O ministro da Defesa, Mariusz Blaszczak, disse que a fronteira precisa ser selada para que a Polônia se sinta segura. Ele disse que havia autorizado a construção de uma barreira temporária ao longo da fronteira de 210Km.

O trabalho começou na quarta-feira (2) com soldados poloneses especialistas em desminagem realizando trabalho preparatório. Ela deve ser concluída até o fim de 2023.
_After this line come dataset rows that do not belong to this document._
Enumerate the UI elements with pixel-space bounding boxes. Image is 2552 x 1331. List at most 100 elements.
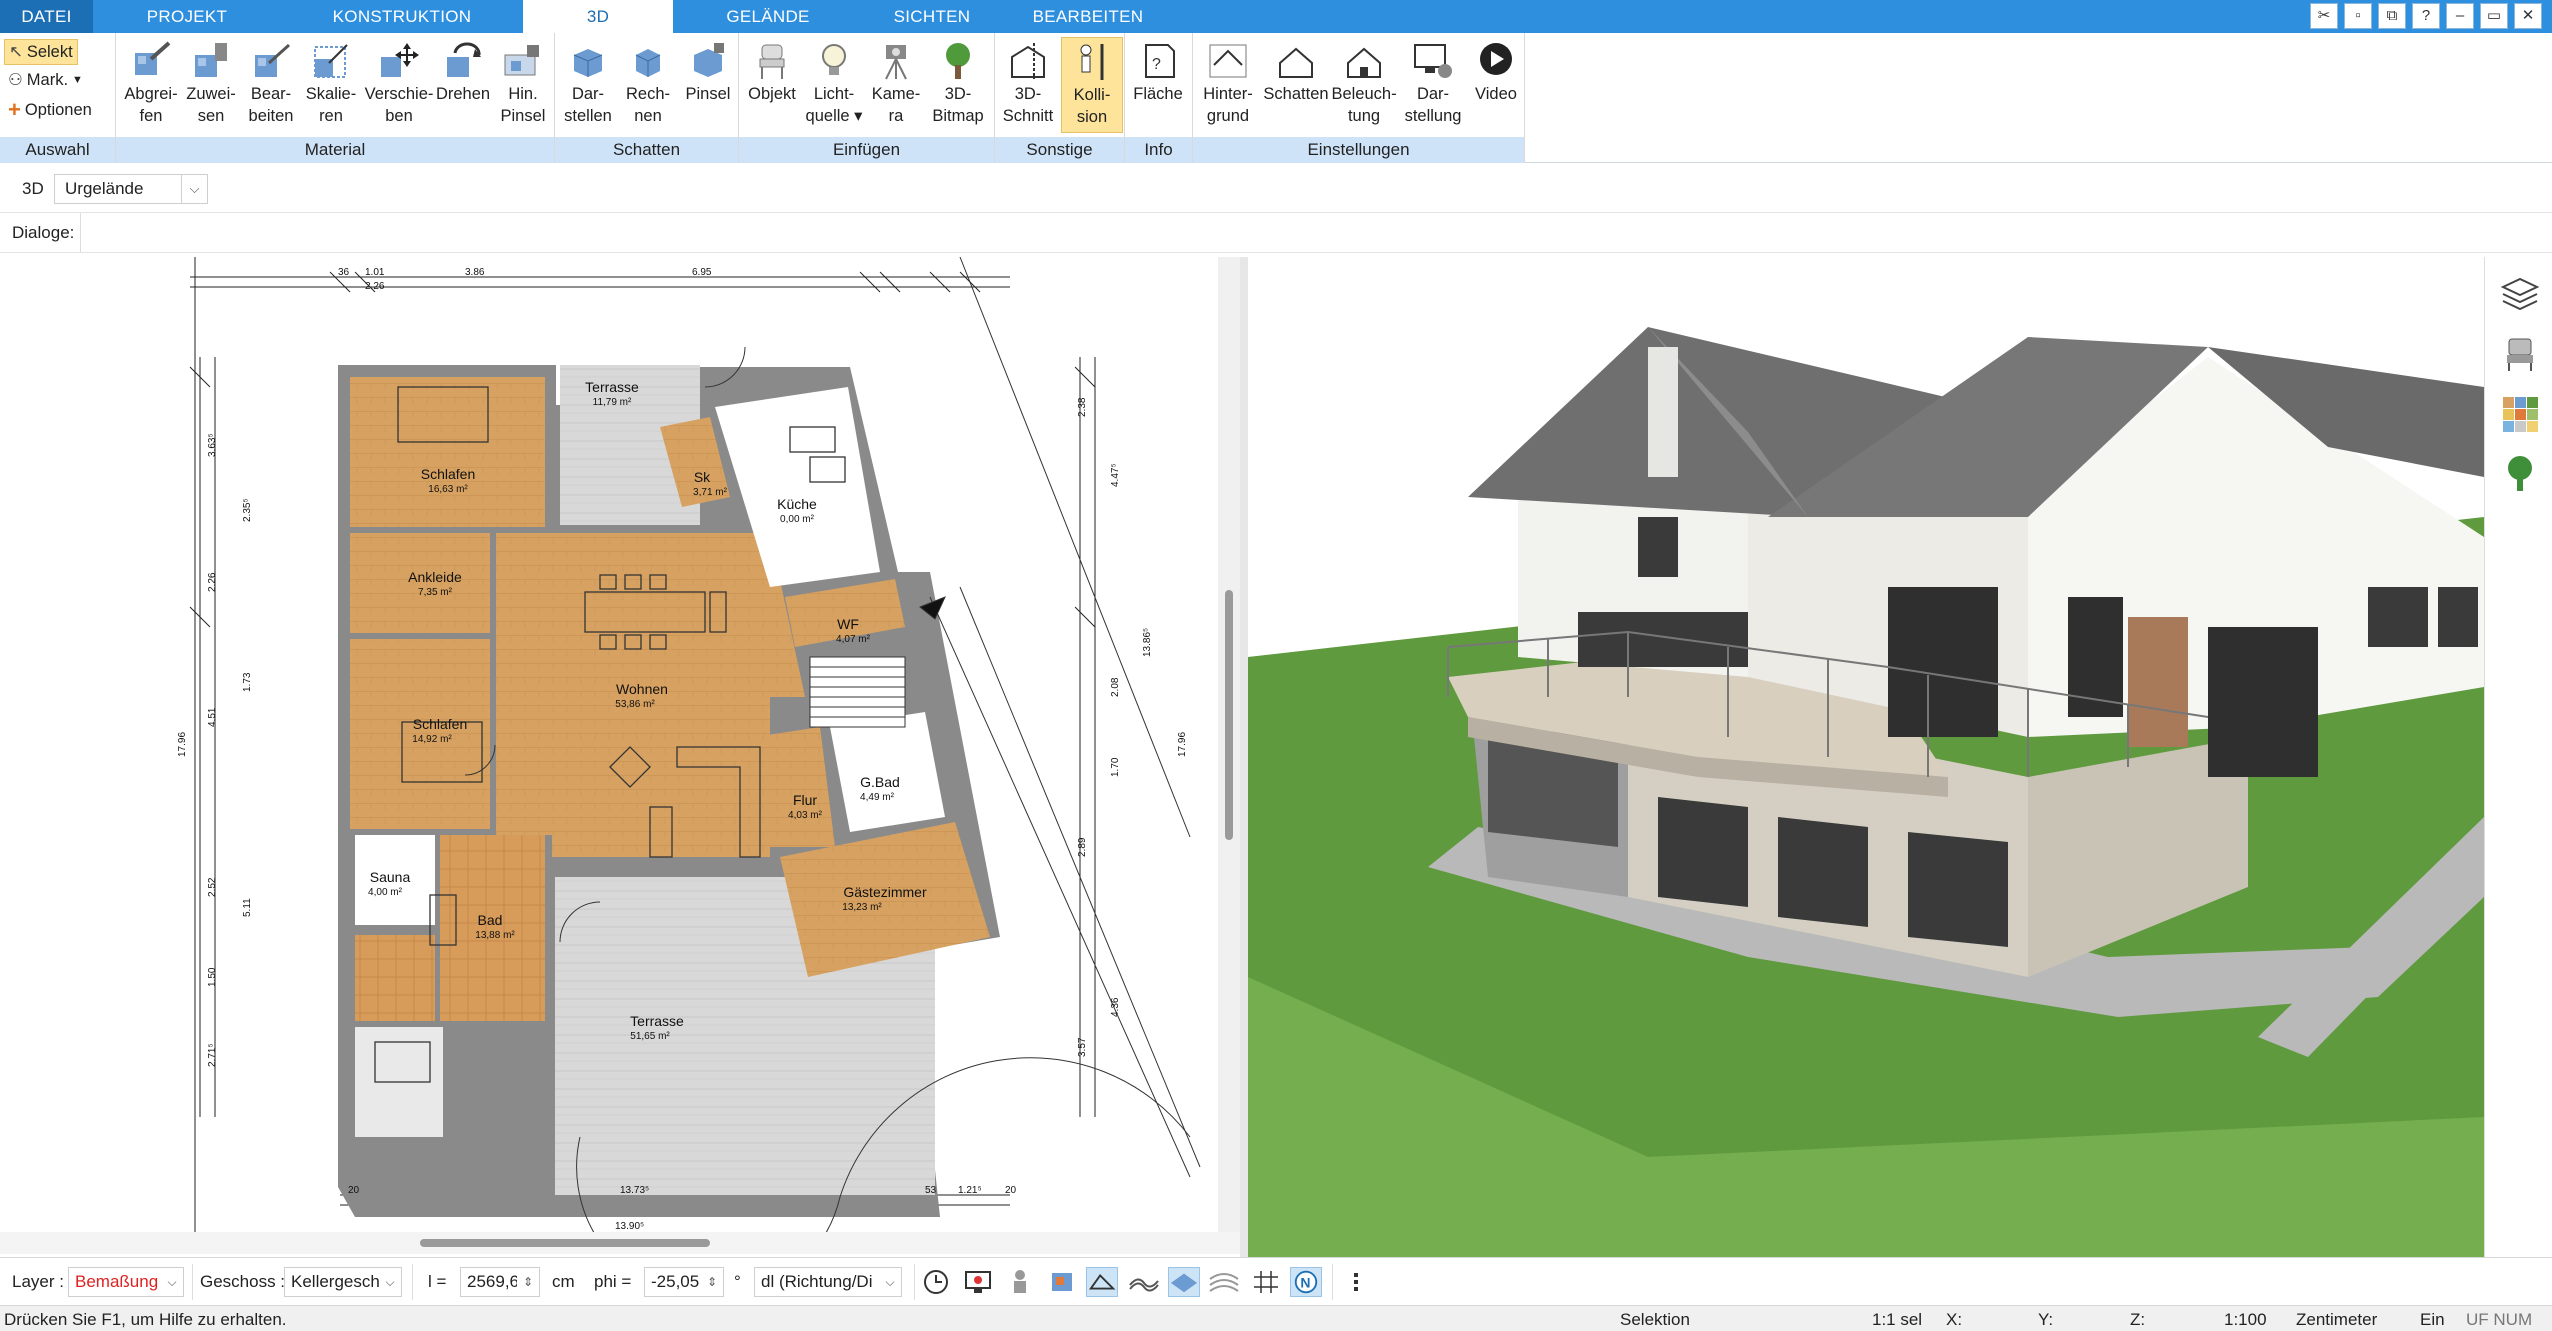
layers-icon[interactable] <box>2499 273 2541 315</box>
schatten-pinsel-button[interactable]: Pinsel <box>677 37 739 133</box>
dim-label: 6.95 <box>692 267 712 278</box>
floor-plan-view[interactable]: Terrasse 11,79 m² Schlafen 16,63 m² Sk 3… <box>0 257 1218 1232</box>
room-area: 4,03 m² <box>788 810 823 821</box>
help-icon[interactable]: ? <box>2412 3 2440 29</box>
dim-label: 13.86⁵ <box>1142 628 1153 657</box>
tab-konstruktion[interactable]: KONSTRUKTION <box>281 0 523 33</box>
dim-label: 2.38 <box>1077 397 1088 417</box>
dim-label: 3.86 <box>465 267 485 278</box>
group-label-einfuegen: Einfügen <box>739 137 994 163</box>
flaeche-button[interactable]: ? Fläche <box>1127 37 1189 133</box>
group-auswahl: ↖ Selekt ⚇ Mark. ▼ + Optionen Auswahl <box>0 33 116 163</box>
tab-datei[interactable]: DATEI <box>0 0 93 33</box>
status-scale: 1:100 <box>2224 1310 2267 1329</box>
room-area: 14,92 m² <box>412 734 452 745</box>
person-collision-icon <box>1080 44 1104 80</box>
geschoss-select[interactable]: Kellergesch ⌵ <box>284 1267 402 1297</box>
options-button[interactable]: + Optionen <box>4 97 96 123</box>
direction-select[interactable]: dl (Richtung/Di ⌵ <box>754 1267 902 1297</box>
clock-icon[interactable] <box>920 1267 952 1297</box>
object-icon[interactable] <box>1046 1267 1078 1297</box>
3d-schnitt-button[interactable]: 3D- Schnitt <box>997 37 1059 133</box>
mark-button[interactable]: ⚇ Mark. ▼ <box>4 67 87 93</box>
spinner-icon[interactable]: ⇕ <box>517 1268 539 1296</box>
tab-sichten[interactable]: SICHTEN <box>863 0 1001 33</box>
schatten-settings-button[interactable]: Schatten <box>1261 37 1331 133</box>
zuweisen-button[interactable]: Zuwei-sen <box>180 37 242 133</box>
tab-projekt[interactable]: PROJEKT <box>93 0 281 33</box>
hin-pinsel-button[interactable]: Hin. Pinsel <box>492 37 554 133</box>
tree-icon <box>946 43 970 79</box>
abgreifen-button[interactable]: Abgrei-fen <box>120 37 182 133</box>
furniture-icon[interactable] <box>2499 333 2541 375</box>
monitor-icon[interactable] <box>962 1267 994 1297</box>
group-label-auswahl: Auswahl <box>0 137 115 163</box>
beleuchtung-button[interactable]: Beleuch-tung <box>1329 37 1399 133</box>
contour-icon[interactable] <box>1208 1267 1240 1297</box>
layer-label: Layer : <box>12 1272 64 1291</box>
scroll-thumb[interactable] <box>420 1239 710 1247</box>
grid-icon[interactable] <box>1250 1267 1282 1297</box>
surface-icon[interactable] <box>1086 1267 1118 1297</box>
splitter[interactable] <box>1240 257 1248 1257</box>
group-label-schatten: Schatten <box>555 137 738 163</box>
select-button[interactable]: ↖ Selekt <box>4 39 78 65</box>
room-area: 7,35 m² <box>418 587 453 598</box>
plan-vertical-scrollbar[interactable] <box>1218 257 1240 1232</box>
restore-mini-icon[interactable]: ▫ <box>2344 3 2372 29</box>
rechnen-button[interactable]: Rech-nen <box>617 37 679 133</box>
terrain-icon[interactable] <box>1128 1267 1160 1297</box>
svg-text:?: ? <box>1152 56 1161 73</box>
terrain-select[interactable]: Urgelände ⌵ <box>54 174 208 204</box>
status-selection: 1:1 sel <box>1872 1310 1923 1329</box>
north-icon[interactable]: N <box>1290 1267 1322 1297</box>
dim-label: 20 <box>1005 1185 1017 1196</box>
length-input[interactable]: 2569,6 ⇕ <box>460 1267 540 1297</box>
ribbon: ↖ Selekt ⚇ Mark. ▼ + Optionen Auswahl Ab… <box>0 33 2552 163</box>
room-name: Bad <box>478 912 503 928</box>
darstellen-button[interactable]: Dar-stellen <box>557 37 619 133</box>
tab-3d[interactable]: 3D <box>523 0 673 33</box>
hintergrund-button[interactable]: Hinter-grund <box>1197 37 1259 133</box>
chevron-down-icon: ▼ <box>72 74 83 86</box>
scroll-thumb[interactable] <box>1225 590 1233 840</box>
materials-icon[interactable] <box>2499 393 2541 435</box>
plants-icon[interactable] <box>2499 453 2541 495</box>
layer-select[interactable]: Bemaßung ⌵ <box>68 1267 184 1297</box>
tools-icon[interactable]: ✂ <box>2310 3 2338 29</box>
minimize-icon[interactable]: – <box>2446 3 2474 29</box>
verschieben-button[interactable]: Verschie-ben <box>364 37 434 133</box>
3d-view[interactable] <box>1248 257 2484 1257</box>
status-hint: Drücken Sie F1, um Hilfe zu erhalten. <box>4 1310 287 1329</box>
kollision-button[interactable]: Kolli-sion <box>1061 37 1123 133</box>
video-button[interactable]: Video <box>1465 37 1527 133</box>
close-icon[interactable]: ✕ <box>2514 3 2542 29</box>
tile-icon[interactable]: ⧉ <box>2378 3 2406 29</box>
status-ein: Ein <box>2420 1310 2445 1329</box>
status-mode: Selektion <box>1620 1310 1690 1329</box>
shadow-cube-icon <box>573 49 603 77</box>
more-options-icon[interactable] <box>1340 1267 1372 1297</box>
bearbeiten-button[interactable]: Bear-beiten <box>240 37 302 133</box>
objekt-button[interactable]: Objekt <box>741 37 803 133</box>
plan-horizontal-scrollbar[interactable] <box>0 1232 1240 1254</box>
dim-label: 4.51 <box>207 707 218 727</box>
kamera-button[interactable]: Kame-ra <box>865 37 927 133</box>
house-background-icon <box>1209 44 1247 78</box>
skalieren-button[interactable]: Skalie-ren <box>300 37 362 133</box>
3d-bitmap-button[interactable]: 3D- Bitmap <box>927 37 989 133</box>
drehen-button[interactable]: Drehen <box>432 37 494 133</box>
tab-bearbeiten[interactable]: BEARBEITEN <box>1001 0 1175 33</box>
dim-label: 13.73⁵ <box>620 1185 649 1196</box>
plane-icon[interactable] <box>1168 1267 1200 1297</box>
person-view-icon[interactable] <box>1004 1267 1036 1297</box>
phi-input[interactable]: -25,05 ⇕ <box>644 1267 724 1297</box>
divider <box>1332 1264 1333 1300</box>
darstellung-button[interactable]: Dar-stellung <box>1397 37 1469 133</box>
lichtquelle-button[interactable]: Licht-quelle ▾ <box>803 37 865 133</box>
group-info: ? Fläche Info <box>1125 33 1193 163</box>
maximize-icon[interactable]: ▭ <box>2480 3 2508 29</box>
dim-label: 3.63⁵ <box>207 433 218 457</box>
tab-gelaende[interactable]: GELÄNDE <box>673 0 863 33</box>
spinner-icon[interactable]: ⇕ <box>701 1268 723 1296</box>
Blaszczak disse que uma recente decisão tomada pelas autoridades de aviação da Rússia sobre lançar voos do Oriente Médio e da África do Norte para Kaliningrado o levou a tomar medidas que fortaleceriam a segurança “ao selar a fronteira.

Um porta-voz para a agência de Guarda de Fronteira, Konrad Szwed, disse que a barreira também incluiria uma cerca elétrica. Atualmente não há barreiras ao longo da fronteira, mas patrulhas frequentes são realizadas por guardas.

No ano passado, a fronteira da Polônia com Belarus se tornou o local de uma grande crise de migração, com grandes números de pessoas atravessando ilegalmente. A Polônia ergueu uma barreira de aço na fronteira com Belarus que foi concluída em junho.